- Born: Richard John Davis 28 June 1949 March, England
- Died: 2 May 2016 (aged 66) Royal Hallamshire Hospital, Sheffield, England
- Education: March Grammar School for boys
- Alma mater: University of Cambridge; University of Manchester;
- Occupation: Radio astronomer

= Richard Davis (astronomer) =

Richard John Davis (28 June 1949 – 2 May 2016) was a radio astronomer for the Jodrell Bank Centre for Astrophysics at the University of Manchester.

== Personal life ==

Davis was born in March, Cambridgeshire, England, the first child of Hugh Davis, a railway man, and Thelma Carter. He had a brother, architect Christopher Davis, and Richard had two sons, William and Anthony. After falling ill in Italy, he died on 2 May 2016, aged 66, at the Royal Hallamshire Hospital. His funeral took place at St Paul's Church, Macclesfield, on 25 May 2016.

== Education ==
Davis attended March Grammar School for boys in 1960–67. He won a scholarship to attend Downing College at the University of Cambridge in 1968, where he studied the natural sciences, focusing on theoretical physics, for his undergraduate degree. He started an MSc in radio astronomy at Jodrell Bank in 1971, graduating with a diploma in 1972, followed by a PhD, also at Jodrell Bank, on the radio polarisation of quasars, graduating in 1975.

== Career ==
Following from his PhD, he became an academic staff member at Jodrell in 1978, and over the course of 45 years he was involved in teaching, research, technical development at Jodrell Bank. Undergraduate teaching across physics and astrophysics, as well as supervising postgraduate students.

In 2011 he was made an Officer of the Order of the British Empire (OBE) for services to science.

He was a member of the Royal Astronomical Society Council in 2012–2015.

== Research ==
Davis designed electronics to use the radio-linked Mark II and Mark III telescopes as Jodrell Bank's first phase-stable radio interforemeter, over a distance of 24 km. This was used to measure radio source positions to an accuracy of 100 milliarcseconds; it also enabled longer observation times on sources than before, which led to the measurement of radio emission from Cygnus A's parent galaxy.
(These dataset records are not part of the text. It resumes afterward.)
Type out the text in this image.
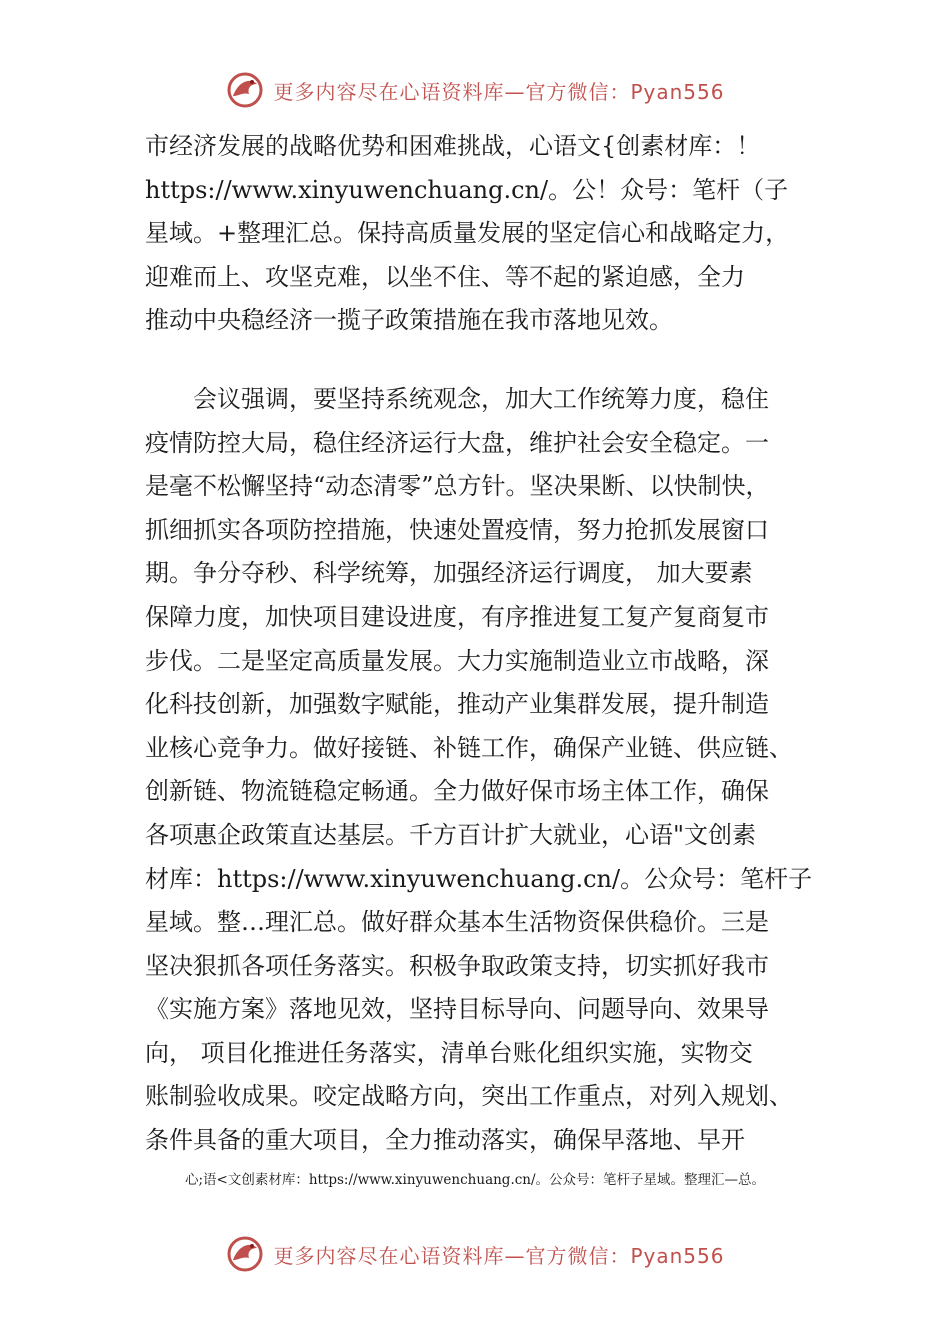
更多内容尽在心语资料库—官方微信：Pyan556
市经济发展的战略优势和困难挑战，心语文{创素材库：！
https://www.xinyuwenchuang.cn/。公！众号：笔杆（子
星域。+整理汇总。保持高质量发展的坚定信心和战略定力，
迎难而上、攻坚克难，以坐不住、等不起的紧迫感，全力
推动中央稳经济一揽子政策措施在我市落地见效。
会议强调，要坚持系统观念，加大工作统筹力度，稳住
疫情防控大局，稳住经济运行大盘，维护社会安全稳定。一
是毫不松懈坚持“动态清零”总方针。坚决果断、以快制快，
抓细抓实各项防控措施，快速处置疫情，努力抢抓发展窗口
期。争分夺秒、科学统筹，加强经济运行调度， 加大要素
保障力度，加快项目建设进度，有序推进复工复产复商复市
步伐。二是坚定高质量发展。大力实施制造业立市战略，深
化科技创新，加强数字赋能，推动产业集群发展，提升制造
业核心竞争力。做好接链、补链工作，确保产业链、供应链、
创新链、物流链稳定畅通。全力做好保市场主体工作，确保
各项惠企政策直达基层。千方百计扩大就业，心语"文创素
材库：https://www.xinyuwenchuang.cn/。公众号：笔杆子
星域。整…理汇总。做好群众基本生活物资保供稳价。三是
坚决狠抓各项任务落实。积极争取政策支持，切实抓好我市
《实施方案》落地见效，坚持目标导向、问题导向、效果导
向， 项目化推进任务落实，清单台账化组织实施，实物交
账制验收成果。咬定战略方向，突出工作重点，对列入规划、
条件具备的重大项目，全力推动落实，确保早落地、早开
心;语<文创素材库：https://www.xinyuwenchuang.cn/。公众号：笔杆子星域。整理汇—总。
更多内容尽在心语资料库—官方微信：Pyan556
In the late 1970s he worked on radio links for MERLIN. At the same time he worked with Bernard Lovell and Ralph Spencer on observations of red dwarf flare stars using the Lovell Telescope (then the Mark I) and the Defford 25 m telescope as an interferometer, which led to an unambiguous detection of YZ Canis Minoris at radio frequencies. He developed a 5 GHz broadband interferometer using the Lovell and Mark II telescopes, with his then-student Steve Padin, detecting radio emission from symbiotic stars and novae. He studied 3C 273 in the 1980s and 1990s.

Davis was Project Scientist for MERLIN, the 32 m telescope at Cambridge, and the upgrades of the Lovell Telescope.

Davis studied the cosmic microwave background with the Very Small Array and the Planck satellite. He was the UK PI of Planck's Low Frequency Instrument, leading the development and construction of the 30 and 44 GHz low-noise amplifiers, as well as leading the UK post-launch support for the instrument. He spent over 15 years working on the Planck satellite.

He authored over 150 scientific publications.